An internet search says this stump
is named "Shirube Tree."
Along the way, you'll pass one old, named stump, but the placard is almost completely illegible, and it's easily dwarfed by Yakusugi stumps in other parts of the island.

So why go through the trouble?

From the moment you leave the trail head, I personally find this area has a very casual, walk-in-the-woods feel. It's a bit hard to explain, but, partially because of the lack of deep moss forests, Yakusugi, and unusual boulders, I find this trail mentally relaxing. But I think most people might enjoy it for the following reasons:

First, there's the view from the top. Both times I went I was greeted by fast-moving clouds and ephemeral glimpses of Yakushima's interior, including Tacchu-Dake (the candle stone), the Inrepresents aterior Mountains, and the Odate dam where Yakushima generates electricity.

That MIT diploma is
not helping right now. . .
Second, the forest is a good example of a "typical" Yakushima habitat. If you're a Japanese-speaking plant-lover you'll notice that the results of a count of tree species posted on signs at every 200 meters of elevation change. (I admit these signs baffle me: I can't quite match the numbers or the illustrations with what I see, and I look forward to the day I can walk the area with someone from the Forestry Agency. But I think the overall idea is that the count changes with elevation.) The forest is full of broad-leaf evergreens, which may explain why it's part of the Natural World Heritage Area.

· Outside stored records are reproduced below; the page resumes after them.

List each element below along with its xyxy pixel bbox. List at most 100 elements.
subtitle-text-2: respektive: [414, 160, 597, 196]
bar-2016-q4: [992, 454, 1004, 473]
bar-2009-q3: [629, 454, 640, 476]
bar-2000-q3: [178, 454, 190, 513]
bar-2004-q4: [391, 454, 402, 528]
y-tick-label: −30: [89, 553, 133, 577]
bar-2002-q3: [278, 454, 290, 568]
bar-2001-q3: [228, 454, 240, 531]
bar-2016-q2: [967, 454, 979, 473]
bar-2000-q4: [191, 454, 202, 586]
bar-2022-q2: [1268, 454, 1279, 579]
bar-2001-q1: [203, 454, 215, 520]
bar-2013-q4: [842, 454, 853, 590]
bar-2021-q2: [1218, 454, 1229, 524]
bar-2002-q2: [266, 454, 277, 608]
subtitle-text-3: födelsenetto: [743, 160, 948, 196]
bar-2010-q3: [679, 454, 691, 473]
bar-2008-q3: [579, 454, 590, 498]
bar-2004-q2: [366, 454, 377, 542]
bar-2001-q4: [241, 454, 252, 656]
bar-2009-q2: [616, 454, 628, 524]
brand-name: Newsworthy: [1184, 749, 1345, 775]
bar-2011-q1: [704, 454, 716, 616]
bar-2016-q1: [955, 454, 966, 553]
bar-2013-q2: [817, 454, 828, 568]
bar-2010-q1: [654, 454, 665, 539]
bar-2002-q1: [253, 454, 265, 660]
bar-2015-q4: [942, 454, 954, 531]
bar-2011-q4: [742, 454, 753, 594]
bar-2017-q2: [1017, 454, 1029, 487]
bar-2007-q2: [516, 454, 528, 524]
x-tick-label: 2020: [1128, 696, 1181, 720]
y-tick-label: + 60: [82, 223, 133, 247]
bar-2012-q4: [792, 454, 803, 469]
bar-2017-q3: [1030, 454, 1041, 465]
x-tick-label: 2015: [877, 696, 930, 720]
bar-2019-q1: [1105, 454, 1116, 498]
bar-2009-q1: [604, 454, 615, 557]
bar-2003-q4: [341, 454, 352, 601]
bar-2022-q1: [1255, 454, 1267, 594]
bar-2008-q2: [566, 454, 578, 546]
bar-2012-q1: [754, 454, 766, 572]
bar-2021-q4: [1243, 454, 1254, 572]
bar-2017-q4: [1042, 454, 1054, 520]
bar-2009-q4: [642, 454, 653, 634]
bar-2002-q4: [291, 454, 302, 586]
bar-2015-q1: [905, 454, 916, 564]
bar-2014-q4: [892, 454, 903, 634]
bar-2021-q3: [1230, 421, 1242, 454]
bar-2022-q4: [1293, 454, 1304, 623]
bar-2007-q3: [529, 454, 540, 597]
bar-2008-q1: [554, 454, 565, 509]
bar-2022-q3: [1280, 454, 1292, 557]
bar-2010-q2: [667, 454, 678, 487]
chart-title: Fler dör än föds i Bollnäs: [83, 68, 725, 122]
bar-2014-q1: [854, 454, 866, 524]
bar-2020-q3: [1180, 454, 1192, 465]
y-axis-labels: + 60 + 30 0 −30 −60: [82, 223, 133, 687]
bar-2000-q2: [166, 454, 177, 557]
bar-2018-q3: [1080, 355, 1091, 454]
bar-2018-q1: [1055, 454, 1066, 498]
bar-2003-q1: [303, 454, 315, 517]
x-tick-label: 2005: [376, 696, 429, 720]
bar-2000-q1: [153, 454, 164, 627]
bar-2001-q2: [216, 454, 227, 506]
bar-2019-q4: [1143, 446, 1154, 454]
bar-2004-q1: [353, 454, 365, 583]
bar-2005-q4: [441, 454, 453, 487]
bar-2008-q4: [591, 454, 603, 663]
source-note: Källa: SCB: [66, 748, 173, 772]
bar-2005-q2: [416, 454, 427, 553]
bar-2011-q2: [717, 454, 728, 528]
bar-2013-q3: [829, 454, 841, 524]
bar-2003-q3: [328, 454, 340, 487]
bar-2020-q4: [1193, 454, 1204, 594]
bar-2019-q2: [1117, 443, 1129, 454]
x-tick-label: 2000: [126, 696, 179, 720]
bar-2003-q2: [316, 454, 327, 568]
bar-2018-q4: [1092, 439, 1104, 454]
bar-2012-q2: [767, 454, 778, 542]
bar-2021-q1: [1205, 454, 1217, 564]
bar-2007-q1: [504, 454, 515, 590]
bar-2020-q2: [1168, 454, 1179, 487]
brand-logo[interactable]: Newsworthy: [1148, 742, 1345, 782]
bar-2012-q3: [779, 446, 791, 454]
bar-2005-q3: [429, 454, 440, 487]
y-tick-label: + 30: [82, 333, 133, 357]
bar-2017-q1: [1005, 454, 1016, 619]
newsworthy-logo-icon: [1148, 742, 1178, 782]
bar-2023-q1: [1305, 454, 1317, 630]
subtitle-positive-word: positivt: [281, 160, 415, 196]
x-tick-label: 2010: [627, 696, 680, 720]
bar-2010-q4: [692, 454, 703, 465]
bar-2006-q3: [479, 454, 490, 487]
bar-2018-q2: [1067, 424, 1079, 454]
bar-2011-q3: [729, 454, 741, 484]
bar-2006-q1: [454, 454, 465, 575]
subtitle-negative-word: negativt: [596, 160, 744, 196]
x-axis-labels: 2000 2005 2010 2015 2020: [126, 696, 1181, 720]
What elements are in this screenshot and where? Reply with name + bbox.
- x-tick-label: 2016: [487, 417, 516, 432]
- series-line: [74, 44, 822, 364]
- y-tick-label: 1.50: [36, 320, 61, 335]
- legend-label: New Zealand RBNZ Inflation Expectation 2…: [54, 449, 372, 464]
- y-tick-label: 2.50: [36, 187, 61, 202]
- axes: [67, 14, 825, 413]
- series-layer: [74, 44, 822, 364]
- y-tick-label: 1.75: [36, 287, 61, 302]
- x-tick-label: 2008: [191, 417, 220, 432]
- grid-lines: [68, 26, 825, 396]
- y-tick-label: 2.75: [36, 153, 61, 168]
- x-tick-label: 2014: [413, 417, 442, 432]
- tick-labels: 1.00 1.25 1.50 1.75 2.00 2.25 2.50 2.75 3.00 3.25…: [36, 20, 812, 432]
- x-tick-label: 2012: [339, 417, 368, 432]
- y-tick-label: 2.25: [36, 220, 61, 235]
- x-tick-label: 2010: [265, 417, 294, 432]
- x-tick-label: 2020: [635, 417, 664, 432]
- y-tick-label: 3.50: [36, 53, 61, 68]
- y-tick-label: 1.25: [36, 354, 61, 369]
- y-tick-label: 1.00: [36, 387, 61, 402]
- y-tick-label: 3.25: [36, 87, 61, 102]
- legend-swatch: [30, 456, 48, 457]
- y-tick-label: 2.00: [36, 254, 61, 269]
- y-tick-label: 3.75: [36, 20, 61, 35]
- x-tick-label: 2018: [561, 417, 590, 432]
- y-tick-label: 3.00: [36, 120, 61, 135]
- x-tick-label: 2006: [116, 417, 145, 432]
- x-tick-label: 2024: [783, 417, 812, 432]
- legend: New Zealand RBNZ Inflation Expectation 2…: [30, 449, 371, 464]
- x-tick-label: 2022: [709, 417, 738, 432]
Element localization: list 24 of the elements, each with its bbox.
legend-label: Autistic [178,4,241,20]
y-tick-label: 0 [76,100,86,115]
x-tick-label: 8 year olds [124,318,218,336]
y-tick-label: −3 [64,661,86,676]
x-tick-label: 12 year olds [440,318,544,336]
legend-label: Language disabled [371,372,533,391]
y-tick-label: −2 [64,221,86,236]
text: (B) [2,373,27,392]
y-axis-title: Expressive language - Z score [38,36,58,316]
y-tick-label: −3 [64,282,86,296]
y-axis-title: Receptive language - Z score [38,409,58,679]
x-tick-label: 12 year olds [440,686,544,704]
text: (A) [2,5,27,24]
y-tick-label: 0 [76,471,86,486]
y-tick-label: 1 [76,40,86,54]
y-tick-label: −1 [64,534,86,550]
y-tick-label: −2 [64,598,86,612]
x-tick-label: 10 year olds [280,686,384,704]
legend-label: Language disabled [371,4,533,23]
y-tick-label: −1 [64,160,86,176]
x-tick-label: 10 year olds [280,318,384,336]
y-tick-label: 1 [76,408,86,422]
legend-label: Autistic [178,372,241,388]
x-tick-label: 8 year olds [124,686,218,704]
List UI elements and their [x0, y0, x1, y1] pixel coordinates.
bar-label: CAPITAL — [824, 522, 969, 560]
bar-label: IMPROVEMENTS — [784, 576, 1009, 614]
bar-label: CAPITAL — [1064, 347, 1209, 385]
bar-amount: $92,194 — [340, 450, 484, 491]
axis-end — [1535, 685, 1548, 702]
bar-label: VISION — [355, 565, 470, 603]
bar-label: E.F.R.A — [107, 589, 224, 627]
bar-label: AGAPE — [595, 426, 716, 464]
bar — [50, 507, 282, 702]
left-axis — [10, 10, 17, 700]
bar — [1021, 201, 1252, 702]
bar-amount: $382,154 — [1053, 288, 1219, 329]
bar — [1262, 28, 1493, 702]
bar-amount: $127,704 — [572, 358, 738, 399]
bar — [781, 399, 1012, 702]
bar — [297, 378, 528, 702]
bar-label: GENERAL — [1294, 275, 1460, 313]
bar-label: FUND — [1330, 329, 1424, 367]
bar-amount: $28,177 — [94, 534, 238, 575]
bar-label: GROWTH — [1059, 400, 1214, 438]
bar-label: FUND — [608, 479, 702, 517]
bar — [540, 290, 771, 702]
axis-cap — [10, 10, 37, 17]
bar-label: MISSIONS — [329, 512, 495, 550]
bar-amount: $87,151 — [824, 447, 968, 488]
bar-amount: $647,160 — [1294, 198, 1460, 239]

There are of course a few deer and probably some monkeys. (How else can I explain a yuzu* fruit I found near the trail?)

The shrine at the peak,
called a hokora.
Third, (maybe this should be first), it's one of the mountains with an active tradition of annual pilgrimages. The local school children also (are compelled to) climb it. (That said, I would not bring kids on this hike. The scramble near the peak can be quite dangerous.)

The perfect tree for an afternoon nap
on the way down.
And finally, if you're looking for a challenging hike, I think you'll enjoy the physical exertion. The ropes are fun and the trail has fewer protruding roots and rocks to slow you down compared to most of Yakushima's trails.

Just be prepared: Even when weather at the bottom is spectacular, Aiko-Dake may be hiding heartbreak conditions at the top.

Peak Elevation: 1235 m
Trail Head Elevation: 180 m
Map time: ~5.5 hours round trip
Bus stop: Koseda (The trail head is about a half hour's walk from the bus stop.)

*Yuzu is a kind of citrus with a great smell. It's a popular fruit to throw in the bath tub, but it does not grow near the trail to Aiko Dake.